A Giant Inland Sea Is Now a Desert, and a Warning for Humanity

Five rusted boats and two men are dwarfed by the surrounding desert in Uzbekistan.
Rusting boats in the sand in Muynak, Uzbekistan. Muynak was once a thriving port on the Aral Sea but is now a desert town since the sea disappeared.Credit...Carolyn Drake/Magnum

Mr. Dreyer, an editor and writer, wrote from Muynak, Uzbekistan.

Walking toward the shrinking remnants of what used to be the Aral Sea in Uzbekistan was like entering hell.

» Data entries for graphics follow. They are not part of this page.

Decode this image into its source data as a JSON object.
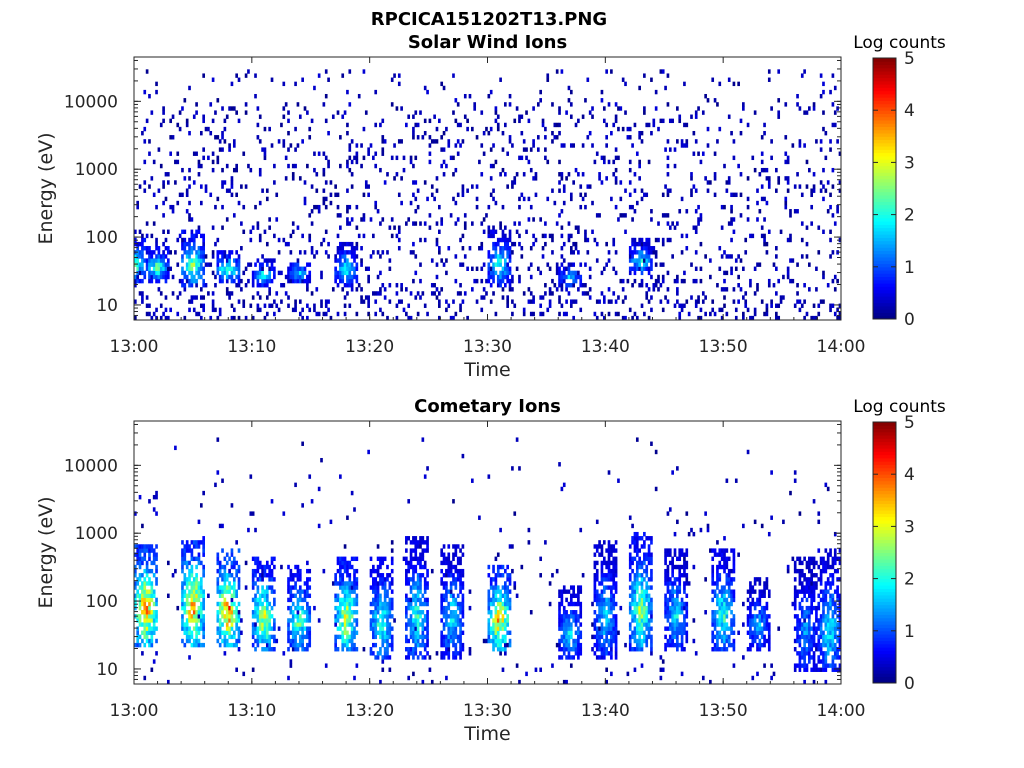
{
  "figure_title": "RPCICA151202T13.PNG",
  "chart_data": [
    {
      "type": "heatmap",
      "title": "Solar Wind Ions",
      "xlabel": "Time",
      "ylabel": "Energy (eV)",
      "x_ticks": [
        "13:00",
        "13:10",
        "13:20",
        "13:30",
        "13:40",
        "13:50",
        "14:00"
      ],
      "xlim": [
        "13:00",
        "14:00"
      ],
      "y_ticks": [
        "10",
        "100",
        "1000",
        "10000"
      ],
      "ylim": [
        6,
        45000
      ],
      "yscale": "log",
      "colorbar": {
        "label": "Log counts",
        "ticks": [
          "0",
          "1",
          "2",
          "3",
          "4",
          "5"
        ],
        "range": [
          0,
          5
        ],
        "colormap": "jet"
      },
      "bursts": [
        {
          "t": "13:00",
          "e_low": 25,
          "e_high": 90,
          "peak_log_counts": 2.6
        },
        {
          "t": "13:02",
          "e_low": 25,
          "e_high": 70,
          "peak_log_counts": 2.3
        },
        {
          "t": "13:05",
          "e_low": 22,
          "e_high": 110,
          "peak_log_counts": 2.6
        },
        {
          "t": "13:08",
          "e_low": 25,
          "e_high": 60,
          "peak_log_counts": 2.4
        },
        {
          "t": "13:11",
          "e_low": 22,
          "e_high": 45,
          "peak_log_counts": 1.8
        },
        {
          "t": "13:14",
          "e_low": 25,
          "e_high": 40,
          "peak_log_counts": 1.6
        },
        {
          "t": "13:18",
          "e_low": 22,
          "e_high": 80,
          "peak_log_counts": 1.9
        },
        {
          "t": "13:31",
          "e_low": 22,
          "e_high": 120,
          "peak_log_counts": 2.0
        },
        {
          "t": "13:37",
          "e_low": 20,
          "e_high": 40,
          "peak_log_counts": 1.6
        },
        {
          "t": "13:43",
          "e_low": 30,
          "e_high": 90,
          "peak_log_counts": 1.9
        }
      ],
      "background": {
        "e_low": 6,
        "e_high": 30000,
        "log_counts": 0.1
      }
    },
    {
      "type": "heatmap",
      "title": "Cometary Ions",
      "xlabel": "Time",
      "ylabel": "Energy (eV)",
      "x_ticks": [
        "13:00",
        "13:10",
        "13:20",
        "13:30",
        "13:40",
        "13:50",
        "14:00"
      ],
      "xlim": [
        "13:00",
        "14:00"
      ],
      "y_ticks": [
        "10",
        "100",
        "1000",
        "10000"
      ],
      "ylim": [
        6,
        45000
      ],
      "yscale": "log",
      "colorbar": {
        "label": "Log counts",
        "ticks": [
          "0",
          "1",
          "2",
          "3",
          "4",
          "5"
        ],
        "range": [
          0,
          5
        ],
        "colormap": "jet"
      },
      "bursts": [
        {
          "t": "13:01",
          "e_low": 25,
          "e_high": 600,
          "peak_log_counts": 3.8
        },
        {
          "t": "13:05",
          "e_low": 25,
          "e_high": 800,
          "peak_log_counts": 3.6
        },
        {
          "t": "13:08",
          "e_low": 25,
          "e_high": 500,
          "peak_log_counts": 3.8
        },
        {
          "t": "13:11",
          "e_low": 20,
          "e_high": 400,
          "peak_log_counts": 2.9
        },
        {
          "t": "13:14",
          "e_low": 20,
          "e_high": 300,
          "peak_log_counts": 2.4
        },
        {
          "t": "13:18",
          "e_low": 20,
          "e_high": 400,
          "peak_log_counts": 3.0
        },
        {
          "t": "13:21",
          "e_low": 15,
          "e_high": 400,
          "peak_log_counts": 2.2
        },
        {
          "t": "13:24",
          "e_low": 15,
          "e_high": 800,
          "peak_log_counts": 2.0
        },
        {
          "t": "13:27",
          "e_low": 15,
          "e_high": 600,
          "peak_log_counts": 1.8
        },
        {
          "t": "13:31",
          "e_low": 20,
          "e_high": 300,
          "peak_log_counts": 3.4
        },
        {
          "t": "13:37",
          "e_low": 15,
          "e_high": 150,
          "peak_log_counts": 1.8
        },
        {
          "t": "13:40",
          "e_low": 15,
          "e_high": 700,
          "peak_log_counts": 1.7
        },
        {
          "t": "13:43",
          "e_low": 20,
          "e_high": 900,
          "peak_log_counts": 2.6
        },
        {
          "t": "13:46",
          "e_low": 20,
          "e_high": 500,
          "peak_log_counts": 1.8
        },
        {
          "t": "13:50",
          "e_low": 20,
          "e_high": 500,
          "peak_log_counts": 2.2
        },
        {
          "t": "13:53",
          "e_low": 20,
          "e_high": 200,
          "peak_log_counts": 1.5
        },
        {
          "t": "13:57",
          "e_low": 10,
          "e_high": 400,
          "peak_log_counts": 1.4
        },
        {
          "t": "13:59",
          "e_low": 10,
          "e_high": 500,
          "peak_log_counts": 1.9
        }
      ],
      "background": {
        "e_low": 6,
        "e_high": 25000,
        "log_counts": 0.02
      }
    }
  ]
}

All around was a desert devoid of life, aside from scrubby saxaul trees. Dust swirled in 110-degree Fahrenheit heat under a throbbing red sun. I reached the edge of one of the scattered lakes that are all that remain of this once-great body of water. I took off my shoes and waded in. The water was so full of salt that it felt viscous, not quite liquid.

In the nearby town of Muynak, black-and-white newsreels in the local museum and pictures in the family photo albums of residents tell of better times. During the Soviet era, fishing communities like Muynak ringed the sea, thriving off its bounty: sturgeon, flounder, caviar and other staples of Soviet dinner tables. In the town I met Oktyabr Dospanov, an archaeologist who grew up along the Aral’s shores and recalls a “happy life” in his youth, when fishing boats, passenger ships and cargo trawlers plied the sea’s waves around the clock.

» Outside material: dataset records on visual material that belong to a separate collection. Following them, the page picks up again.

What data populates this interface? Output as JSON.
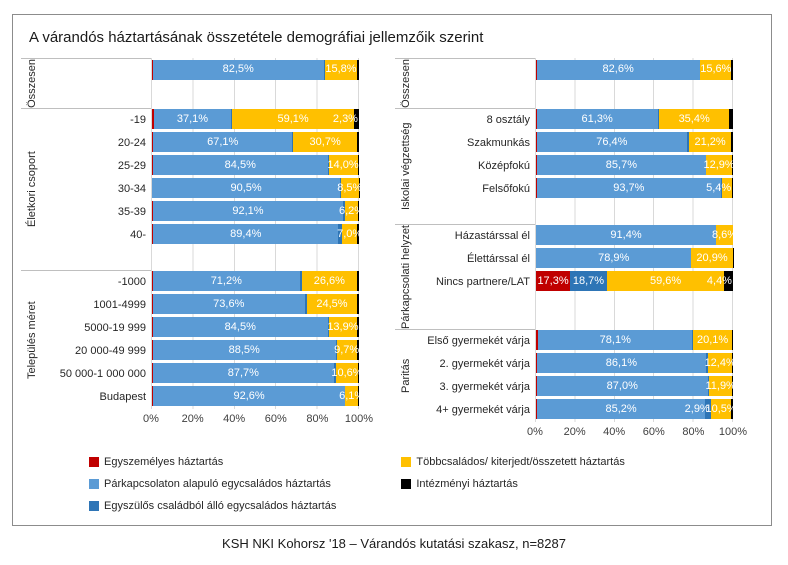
{
  "title": "A várandós háztartásának összetétele demográfiai jellemzőik szerint",
  "footer": "KSH NKI Kohorsz '18 – Várandós kutatási szakasz, n=8287",
  "colors": {
    "egyszemelyes": "#C00000",
    "parkapcsolaton": "#5B9BD5",
    "egyszulos": "#2E75B6",
    "tobbcsalados": "#FFC000",
    "intezmenyi": "#000000",
    "gridline": "#D9D9D9",
    "separator": "#BFBFBF",
    "frame_border": "#8C8C8C"
  },
  "axis_ticks": [
    "0%",
    "20%",
    "40%",
    "60%",
    "80%",
    "100%"
  ],
  "legend": {
    "left_column": [
      0,
      1,
      2
    ],
    "right_column": [
      3,
      4
    ]
  },
  "chart_data": [
    {
      "type": "bar",
      "variant": "horizontal-stacked",
      "xlim": [
        0,
        100
      ],
      "series": [
        {
          "name": "Egyszemélyes háztartás",
          "color": "#C00000"
        },
        {
          "name": "Párkapcsolaton alapuló egycsaládos háztartás",
          "color": "#5B9BD5"
        },
        {
          "name": "Egyszülős családból álló egycsaládos háztartás",
          "color": "#2E75B6"
        },
        {
          "name": "Többcsaládos/ kiterjedt/összetett háztartás",
          "color": "#FFC000"
        },
        {
          "name": "Intézményi háztartás",
          "color": "#000000"
        }
      ],
      "groups": [
        {
          "label": "Összesen",
          "rows": [
            {
              "label": "",
              "values": [
                0.4,
                82.5,
                0.5,
                15.8,
                0.8
              ],
              "labels": [
                "",
                "82,5%",
                "",
                "15,8%",
                ""
              ]
            },
            {
              "blank": true
            }
          ]
        },
        {
          "label": "Életkori csoport",
          "rows": [
            {
              "label": "-19",
              "values": [
                1.0,
                37.1,
                0.5,
                59.1,
                2.3
              ],
              "labels": [
                "",
                "37,1%",
                "",
                "59,1%",
                "2,3%"
              ]
            },
            {
              "label": "20-24",
              "values": [
                0.6,
                67.1,
                0.6,
                30.7,
                1.0
              ],
              "labels": [
                "",
                "67,1%",
                "",
                "30,7%",
                ""
              ]
            },
            {
              "label": "25-29",
              "values": [
                0.4,
                84.5,
                0.4,
                14.0,
                0.7
              ],
              "labels": [
                "",
                "84,5%",
                "",
                "14,0%",
                ""
              ]
            },
            {
              "label": "30-34",
              "values": [
                0.2,
                90.5,
                0.6,
                8.5,
                0.2
              ],
              "labels": [
                "",
                "90,5%",
                "",
                "8,5%",
                ""
              ]
            },
            {
              "label": "35-39",
              "values": [
                0.3,
                92.1,
                0.9,
                6.2,
                0.5
              ],
              "labels": [
                "",
                "92,1%",
                "",
                "6,2%",
                ""
              ]
            },
            {
              "label": "40-",
              "values": [
                0.6,
                89.4,
                2.0,
                7.0,
                1.0
              ],
              "labels": [
                "",
                "89,4%",
                "",
                "7,0%",
                ""
              ]
            },
            {
              "blank": true
            }
          ]
        },
        {
          "label": "Település méret",
          "rows": [
            {
              "label": "-1000",
              "values": [
                0.3,
                71.2,
                0.9,
                26.6,
                1.0
              ],
              "labels": [
                "",
                "71,2%",
                "",
                "26,6%",
                ""
              ]
            },
            {
              "label": "1001-4999",
              "values": [
                0.3,
                73.6,
                0.8,
                24.5,
                0.8
              ],
              "labels": [
                "",
                "73,6%",
                "",
                "24,5%",
                ""
              ]
            },
            {
              "label": "5000-19 999",
              "values": [
                0.4,
                84.5,
                0.4,
                13.9,
                0.8
              ],
              "labels": [
                "",
                "84,5%",
                "",
                "13,9%",
                ""
              ]
            },
            {
              "label": "20 000-49 999",
              "values": [
                0.3,
                88.5,
                0.4,
                9.7,
                1.1
              ],
              "labels": [
                "",
                "88,5%",
                "",
                "9,7%",
                ""
              ]
            },
            {
              "label": "50 000-1 000 000",
              "values": [
                0.3,
                87.7,
                0.9,
                10.6,
                0.5
              ],
              "labels": [
                "",
                "87,7%",
                "",
                "10,6%",
                ""
              ]
            },
            {
              "label": "Budapest",
              "values": [
                0.6,
                92.6,
                0.2,
                6.1,
                0.5
              ],
              "labels": [
                "",
                "92,6%",
                "",
                "6,1%",
                ""
              ]
            }
          ]
        }
      ]
    },
    {
      "type": "bar",
      "variant": "horizontal-stacked",
      "xlim": [
        0,
        100
      ],
      "series": [
        {
          "name": "Egyszemélyes háztartás",
          "color": "#C00000"
        },
        {
          "name": "Párkapcsolaton alapuló egycsaládos háztartás",
          "color": "#5B9BD5"
        },
        {
          "name": "Egyszülős családból álló egycsaládos háztartás",
          "color": "#2E75B6"
        },
        {
          "name": "Többcsaládos/ kiterjedt/összetett háztartás",
          "color": "#FFC000"
        },
        {
          "name": "Intézményi háztartás",
          "color": "#000000"
        }
      ],
      "groups": [
        {
          "label": "Összesen",
          "rows": [
            {
              "label": "",
              "values": [
                0.4,
                82.6,
                0.5,
                15.6,
                0.9
              ],
              "labels": [
                "",
                "82,6%",
                "",
                "15,6%",
                ""
              ]
            },
            {
              "blank": true
            }
          ]
        },
        {
          "label": "Iskolai végzettség",
          "rows": [
            {
              "label": "8 osztály",
              "values": [
                0.4,
                61.3,
                0.9,
                35.4,
                2.0
              ],
              "labels": [
                "",
                "61,3%",
                "",
                "35,4%",
                ""
              ]
            },
            {
              "label": "Szakmunkás",
              "values": [
                0.3,
                76.4,
                1.1,
                21.2,
                1.0
              ],
              "labels": [
                "",
                "76,4%",
                "",
                "21,2%",
                ""
              ]
            },
            {
              "label": "Középfokú",
              "values": [
                0.5,
                85.7,
                0.3,
                12.9,
                0.6
              ],
              "labels": [
                "",
                "85,7%",
                "",
                "12,9%",
                ""
              ]
            },
            {
              "label": "Felsőfokú",
              "values": [
                0.3,
                93.7,
                0.2,
                5.4,
                0.4
              ],
              "labels": [
                "",
                "93,7%",
                "",
                "5,4%",
                ""
              ]
            },
            {
              "blank": true
            }
          ]
        },
        {
          "label": "Párkapcsolati helyzet",
          "rows": [
            {
              "label": "Házastárssal él",
              "values": [
                0,
                91.4,
                0,
                8.6,
                0
              ],
              "labels": [
                "",
                "91,4%",
                "",
                "8,6%",
                ""
              ]
            },
            {
              "label": "Élettárssal él",
              "values": [
                0,
                78.9,
                0,
                20.9,
                0.2
              ],
              "labels": [
                "",
                "78,9%",
                "",
                "20,9%",
                ""
              ]
            },
            {
              "label": "Nincs partnere/LAT",
              "values": [
                17.3,
                0,
                18.7,
                59.6,
                4.4
              ],
              "labels": [
                "17,3%",
                "",
                "18,7%",
                "59,6%",
                "4,4%"
              ]
            },
            {
              "blank": true
            }
          ]
        },
        {
          "label": "Paritás",
          "rows": [
            {
              "label": "Első gyermekét várja",
              "values": [
                1.2,
                78.1,
                0.3,
                20.1,
                0.3
              ],
              "labels": [
                "",
                "78,1%",
                "",
                "20,1%",
                ""
              ]
            },
            {
              "label": "2. gyermekét várja",
              "values": [
                0.3,
                86.1,
                0.9,
                12.4,
                0.3
              ],
              "labels": [
                "",
                "86,1%",
                "",
                "12,4%",
                ""
              ]
            },
            {
              "label": "3. gyermekét várja",
              "values": [
                0.3,
                87.0,
                0.5,
                11.9,
                0.3
              ],
              "labels": [
                "",
                "87,0%",
                "",
                "11,9%",
                ""
              ]
            },
            {
              "label": "4+ gyermekét várja",
              "values": [
                0.6,
                85.2,
                2.9,
                10.5,
                0.8
              ],
              "labels": [
                "",
                "85,2%",
                "2,9%",
                "10,5%",
                ""
              ]
            }
          ]
        }
      ]
    }
  ]
}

But over the decades, Soviet authorities diverted rivers that flowed into the sea to irrigate cotton and other crops. The world’s fourth-largest inland body of water — which covered an area about 15 percent larger than Lake Michigan — gradually shrank, triggering a domino effect of ecological, economic and community collapse, the kind of catastrophe that could befall other environmentally fragile parts of the world unless we change our ways.

By 2007, the sea’s surface area had shrunk by around 90 percent, leaving Muynak a landlocked way station for tourists who come to marvel at this ecological disaster, where they take selfies near rusting ship hulks that are perched high and dry in the endless sand.

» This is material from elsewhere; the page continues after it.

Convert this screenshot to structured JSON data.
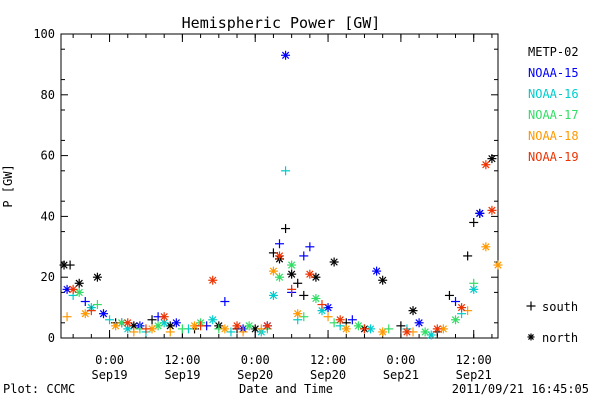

Although restoration efforts in recent years have led to small improvements in some areas, the former expanse of the Aral Sea is a blighted realm, where a scattering of far smaller, brackish lakes lie like puddles in a vast dry basin. The Aral Sea is now the Aralkum Desert. Over the decades, soil and water were contaminated by pesticides and other pollutants, which are suspected of causing birth defects and other chronic health problems in the area.